先週は、黙っていても騒々しい陣内孝則宇喜多直家として登場。芝居は『太平記』のバサラ大名と同じ、外見は当時より太ったかなぁ、という印象だ。この人といい、竹中直人といい、過去の大河の焼き直しみたいな演技しておもしろいのかな。

今週は、侍女の妊娠ネタが冒頭を飾った。戦国大河がこんなことでいいのだろうか。でまた、光に対する「二人目はまだか?」プレッシャーをしつこく出してくるのだが、どうしてもやりたいなら、もうすこし練った台詞を考えてほしいものだ。日本人は平成になっても真綿で針をくるんだような物言いが得意な民族なのに、あれですか、小学生をあらたな視聴者に取り込みたいがゆえの芸のない言い回しなんでしょうか。

特攻服もどきを着込んだ信長が、そのへんの族の総長なみの貫禄も知略も感じられないのが辛い。

賢妻(を想定してるらしい)おねが平成の分からず屋の主婦みたいで癇に障る。数々の猛将を育てたと言われているそうだが、男の家来や学者や侍女がやったことまで「おね様のお陰」にするのはやめてね。光が息子たちに剣術を仕込むぶっ飛びシーンを作ったスタッフゆえ、いろいろと危惧されてならない。

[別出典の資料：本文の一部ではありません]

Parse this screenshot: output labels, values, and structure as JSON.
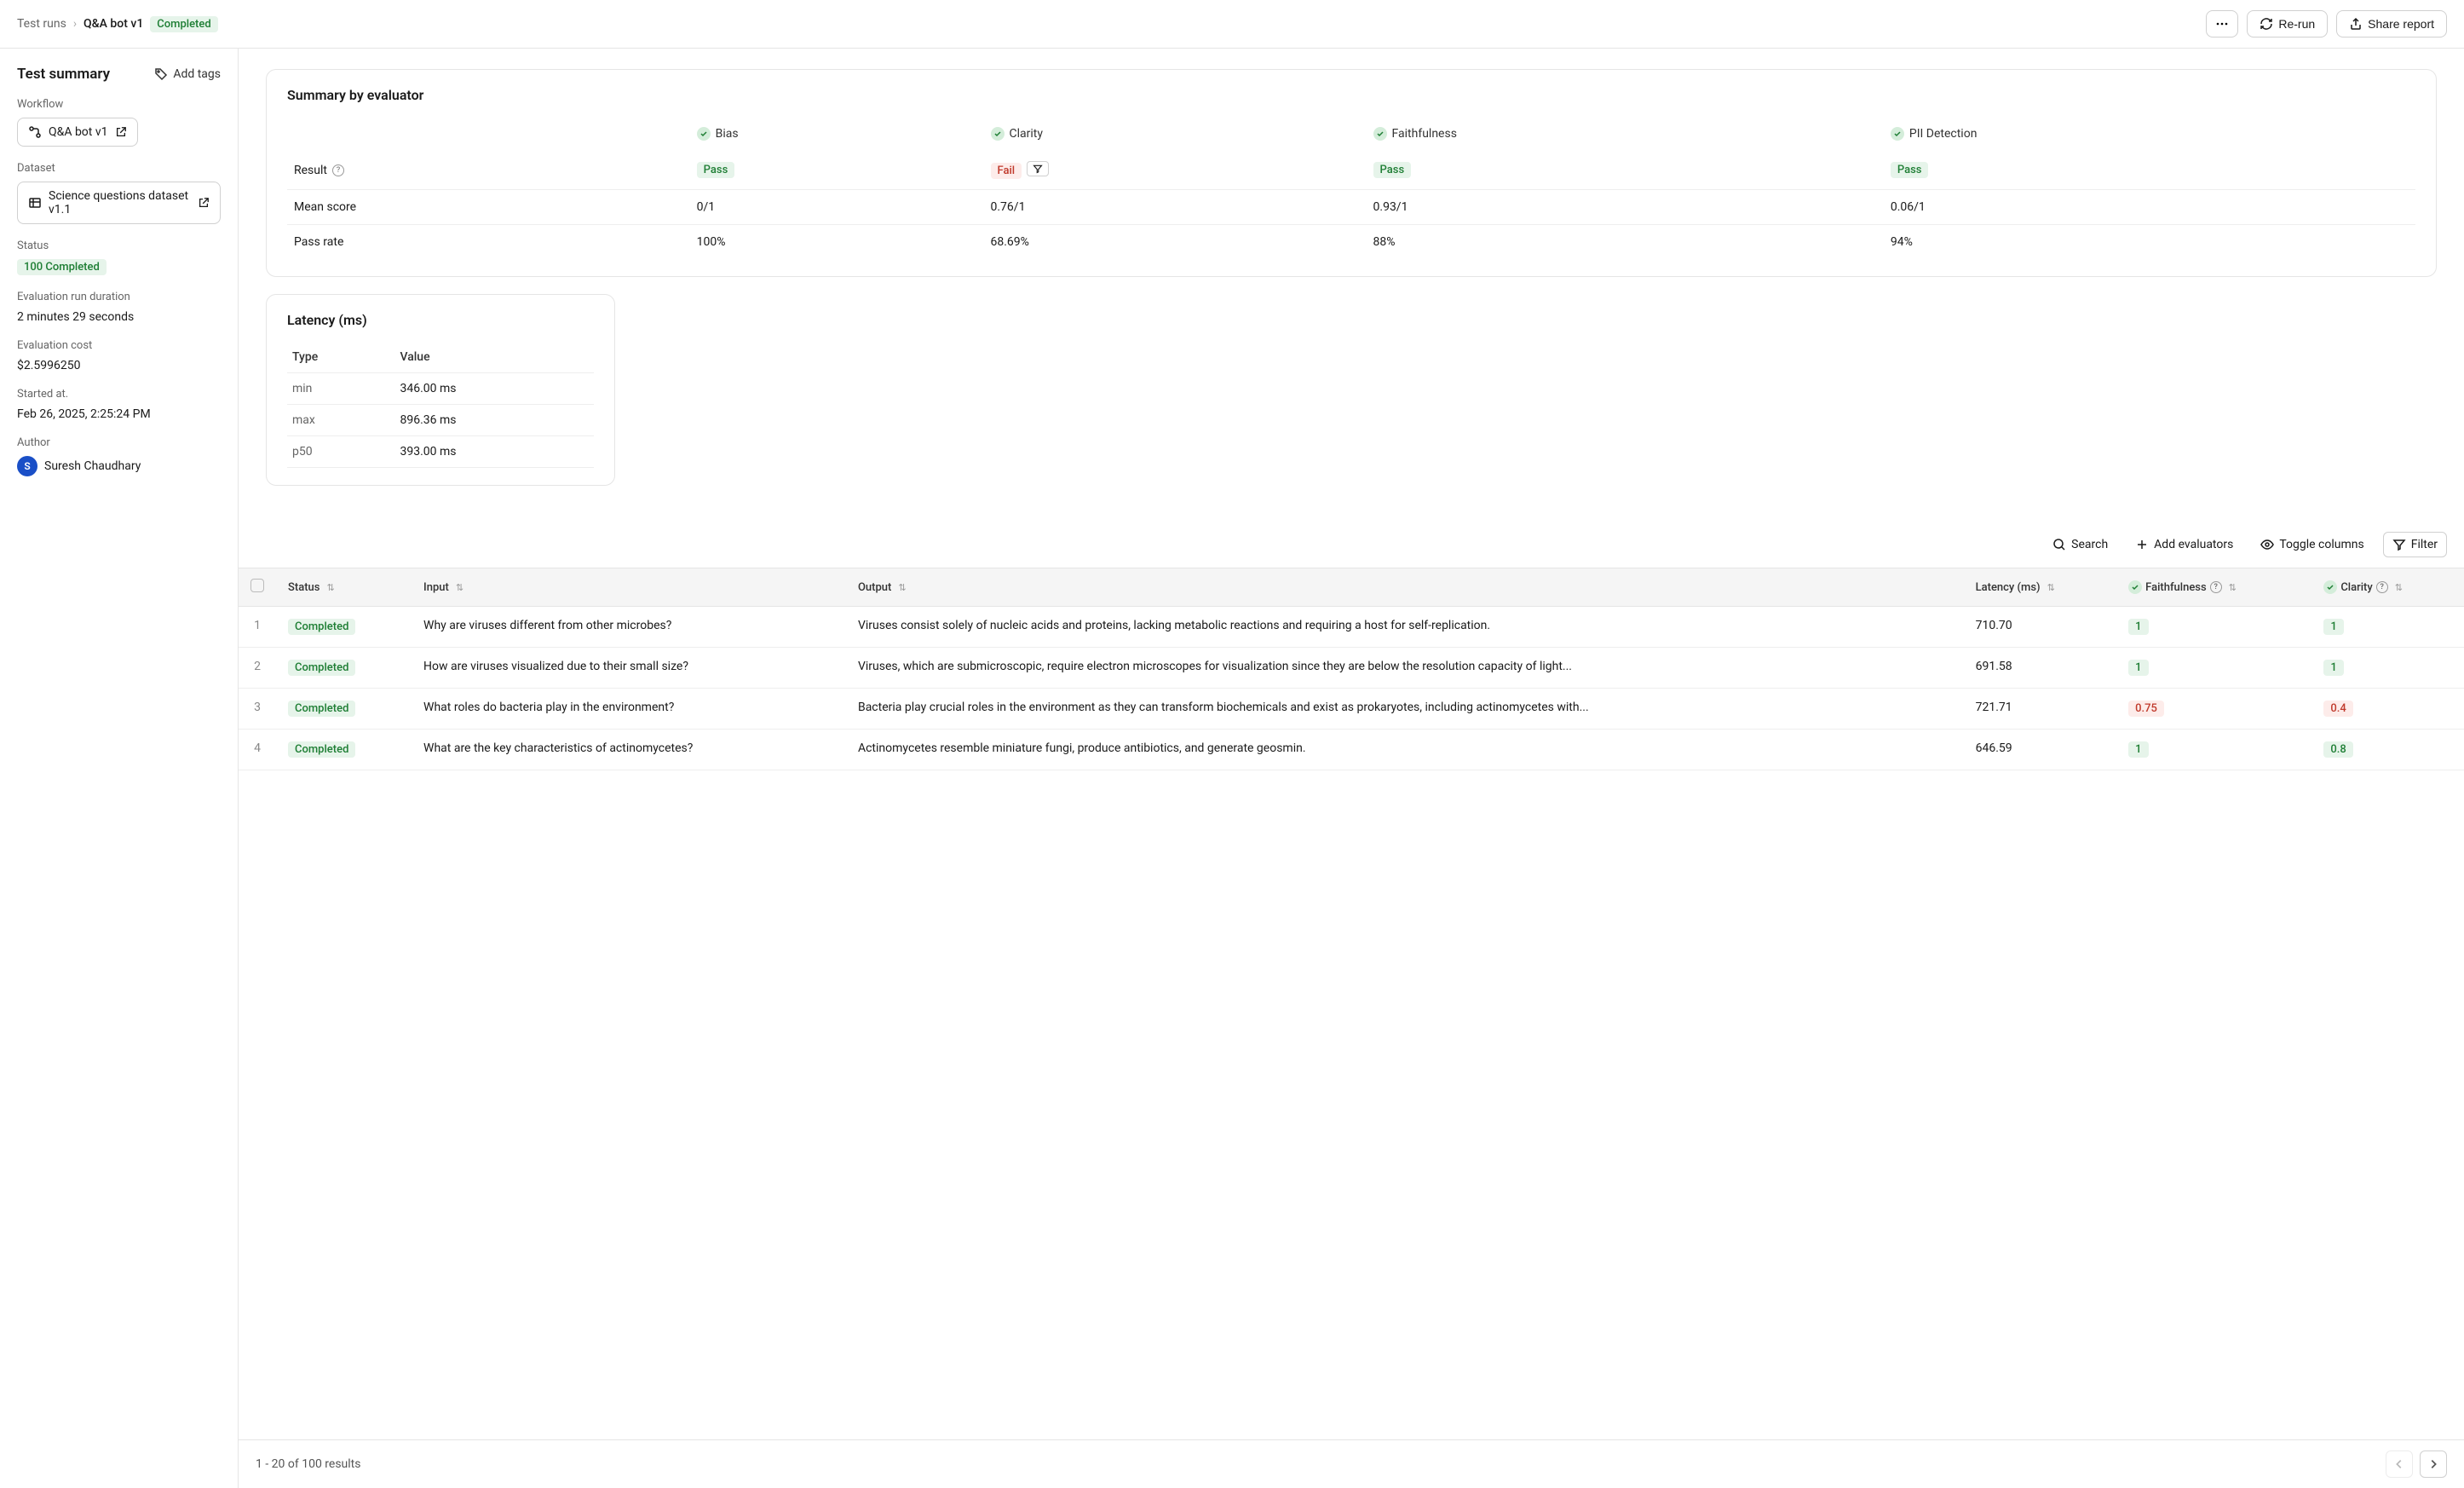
{
  "breadcrumb": {
    "root": "Test runs",
    "current": "Q&A bot v1",
    "status": "Completed"
  },
  "header": {
    "rerun": "Re-run",
    "share": "Share report"
  },
  "sidebar": {
    "title": "Test summary",
    "add_tags": "Add tags",
    "workflow_label": "Workflow",
    "workflow_value": "Q&A bot v1",
    "dataset_label": "Dataset",
    "dataset_value": "Science questions dataset v1.1",
    "status_label": "Status",
    "status_value": "100 Completed",
    "duration_label": "Evaluation run duration",
    "duration_value": "2 minutes 29 seconds",
    "cost_label": "Evaluation cost",
    "cost_value": "$2.5996250",
    "started_label": "Started at.",
    "started_value": "Feb 26, 2025, 2:25:24 PM",
    "author_label": "Author",
    "author_initial": "S",
    "author_name": "Suresh Chaudhary"
  },
  "summary": {
    "title": "Summary by evaluator",
    "row_labels": {
      "result": "Result",
      "mean": "Mean score",
      "pass_rate": "Pass rate"
    },
    "evaluators": [
      {
        "name": "Bias",
        "result": "Pass",
        "result_type": "green",
        "mean": "0/1",
        "pass_rate": "100%"
      },
      {
        "name": "Clarity",
        "result": "Fail",
        "result_type": "red",
        "mean": "0.76/1",
        "pass_rate": "68.69%",
        "show_filter": true
      },
      {
        "name": "Faithfulness",
        "result": "Pass",
        "result_type": "green",
        "mean": "0.93/1",
        "pass_rate": "88%"
      },
      {
        "name": "PII Detection",
        "result": "Pass",
        "result_type": "green",
        "mean": "0.06/1",
        "pass_rate": "94%"
      }
    ]
  },
  "latency": {
    "title": "Latency (ms)",
    "type_label": "Type",
    "value_label": "Value",
    "rows": [
      {
        "type": "min",
        "value": "346.00 ms"
      },
      {
        "type": "max",
        "value": "896.36 ms"
      },
      {
        "type": "p50",
        "value": "393.00 ms"
      }
    ]
  },
  "toolbar": {
    "search": "Search",
    "add_eval": "Add evaluators",
    "toggle_cols": "Toggle columns",
    "filter": "Filter"
  },
  "table": {
    "cols": {
      "status": "Status",
      "input": "Input",
      "output": "Output",
      "latency": "Latency (ms)",
      "faithfulness": "Faithfulness",
      "clarity": "Clarity"
    },
    "rows": [
      {
        "n": "1",
        "status": "Completed",
        "input": "Why are viruses different from other microbes?",
        "output": "Viruses consist solely of nucleic acids and proteins, lacking metabolic reactions and requiring a host for self-replication.",
        "latency": "710.70",
        "faithfulness": "1",
        "faithfulness_type": "green",
        "clarity": "1",
        "clarity_type": "green"
      },
      {
        "n": "2",
        "status": "Completed",
        "input": "How are viruses visualized due to their small size?",
        "output": "Viruses, which are submicroscopic, require electron microscopes for visualization since they are below the resolution capacity of light...",
        "latency": "691.58",
        "faithfulness": "1",
        "faithfulness_type": "green",
        "clarity": "1",
        "clarity_type": "green"
      },
      {
        "n": "3",
        "status": "Completed",
        "input": "What roles do bacteria play in the environment?",
        "output": "Bacteria play crucial roles in the environment as they can transform biochemicals and exist as prokaryotes, including actinomycetes with...",
        "latency": "721.71",
        "faithfulness": "0.75",
        "faithfulness_type": "red",
        "clarity": "0.4",
        "clarity_type": "red"
      },
      {
        "n": "4",
        "status": "Completed",
        "input": "What are the key characteristics of actinomycetes?",
        "output": "Actinomycetes resemble miniature fungi, produce antibiotics, and generate geosmin.",
        "latency": "646.59",
        "faithfulness": "1",
        "faithfulness_type": "green",
        "clarity": "0.8",
        "clarity_type": "green"
      }
    ]
  },
  "footer": {
    "range": "1 - 20 of 100 results"
  }
}
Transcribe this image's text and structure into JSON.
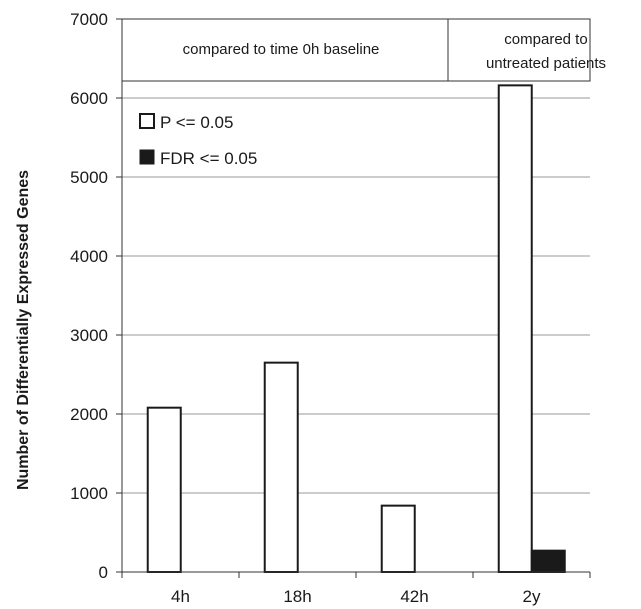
{
  "chart_data": {
    "type": "bar",
    "categories": [
      "4h",
      "18h",
      "42h",
      "2y"
    ],
    "series": [
      {
        "name": "P <= 0.05",
        "values": [
          2080,
          2650,
          840,
          6160
        ],
        "color": "#ffffff"
      },
      {
        "name": "FDR <= 0.05",
        "values": [
          0,
          0,
          0,
          270
        ],
        "color": "#1a1a1a"
      }
    ],
    "title": "",
    "xlabel": "",
    "ylabel": "Number of Differentially Expressed Genes",
    "ylim": [
      0,
      7000
    ],
    "yticks": [
      "0",
      "1000",
      "2000",
      "3000",
      "4000",
      "5000",
      "6000",
      "7000"
    ],
    "grid": true,
    "legend_position": "top-left",
    "annotations": [
      {
        "text": "compared to time 0h baseline",
        "span": [
          "4h",
          "42h"
        ]
      },
      {
        "text_lines": [
          "compared to",
          "untreated patients"
        ],
        "span": [
          "2y",
          "2y"
        ]
      }
    ]
  }
}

松寿丸の人質騒動。父親は苦渋の選択、母親は全力で反対、本人が「喜んで参ります!」って、結局どこからも苦情が出ないようにとの配慮からくるストーリー展開のようだが、目的は達せられなかったようで、ネット上は苦情の嵐だ。夫婦のいさかいにしても、母子の押し問答にしても、市川森一による『花の乱』の足元にも及ばない。富子と将軍は、意見が合わなくても声を荒げたり顔を歪めたりせず、格調高い日本語の応酬で見せてくれたのだが。
岡田准一にしても中谷美紀にしても、知的な役ができないわけじゃないどころか、得意なのはインテリ役なのに、回を追うごとに気の毒感が増すばかり。前川脚本が造形する官兵衛に比べたら、ぶっさんのようがよほど頼りがいがあるように見えるがね。『平清盛』も脚本家がオリジナリティーを発揮する部分はストーリーが幼稚で台詞がスカスカだったが、情念系の台詞が多かったため、役者の力技で濃厚にできた場面が多々あった。あと、BGMと撮影の力。今年は平板な説明台詞が多いから、キャストがカバーできる範囲が限られる。谷原章介が健闘している印象なのは、美声にごまかされているのかもしれない。

脚本は脚本家よりプロデューサーの意見が反映される場合もあることは、『八重の桜』で学んだ。今年の中村高志統括のインタビューによると、どうも幼稚でわかりやすくしないと視聴者がついてこないという発想で大河が作られているらしい。志が高い『坂の上の雲』にかかわった中村氏が仕切っているから大丈夫と期待したのは早計であったらしい。良質な『坂の上』が低視聴率だったことに懲りたのなら残念至極。
青山・土器山の戦いの回が今年のピークと見切った方がいいのだろうか。半兵衛退場まで継続できるかできないか、それが問題だ。